VW We have to understand that we are of this land. As we’ve grown away from nature and become less rural and more urban, we’re no longer required to know what grows immediately around us. When we’re no longer interacting with nature then how is it possible to go on caring for it? How do we know that we won’t need that information again one day? I don’t expect people to come back from a long day’s work and go foraging but it’s better to know when you’re walking past a horse radish or standing next to a hazelnut bush. You have more options when you know more about your surroundings.
GB Do you think it’s decadent to make fancy pieces of sushi that almost don’t look like food?
VW That’s a bad example. Japanese food very much reflects nature. It’s an environment on a plate. Food should look good. You eat it with your eye first, as they say, but ultimately it’s the taste that’s the point. Middle-Eastern beans that are stewed until they go an unappealing grey, taste much better. It can work both ways.
GB Do you have anything in your life that’s purely decorative? Didn’t you study art?
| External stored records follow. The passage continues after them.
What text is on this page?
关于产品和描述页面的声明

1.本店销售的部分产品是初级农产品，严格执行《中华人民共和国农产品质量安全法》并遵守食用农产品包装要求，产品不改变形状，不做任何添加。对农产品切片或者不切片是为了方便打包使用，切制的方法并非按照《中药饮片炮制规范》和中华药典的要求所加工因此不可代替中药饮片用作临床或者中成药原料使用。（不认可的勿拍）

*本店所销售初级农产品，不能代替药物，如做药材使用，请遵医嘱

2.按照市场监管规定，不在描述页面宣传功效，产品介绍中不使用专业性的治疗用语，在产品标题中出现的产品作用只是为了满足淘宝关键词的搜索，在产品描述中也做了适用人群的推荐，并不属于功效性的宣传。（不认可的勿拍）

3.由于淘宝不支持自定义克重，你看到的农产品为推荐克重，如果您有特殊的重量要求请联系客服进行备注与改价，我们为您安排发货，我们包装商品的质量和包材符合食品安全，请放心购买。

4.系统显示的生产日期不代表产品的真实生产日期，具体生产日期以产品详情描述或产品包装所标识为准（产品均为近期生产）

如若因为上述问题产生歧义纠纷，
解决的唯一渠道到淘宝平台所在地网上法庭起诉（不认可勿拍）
VW Yes and my house is full of my own pictures. I buy pictures and clothes because I like them, but it’s not something I pursue with constant intent to have more. One of the things that pisses me off about modern life is this constant need to acquire. I’ve got to a stage of my life where I like to get rid of things.
GB What makes something worthy of the word Beauty to you?
VW It can be a moment of compassion. It can be the natural world. I think that you can’t copy the brilliance of nature, so nothing humans make is quite as good. Even though what I’ve chosen is a copy of nature, there’s something about the wilderness that’s overwhelming to the point it brings a tear to my eye.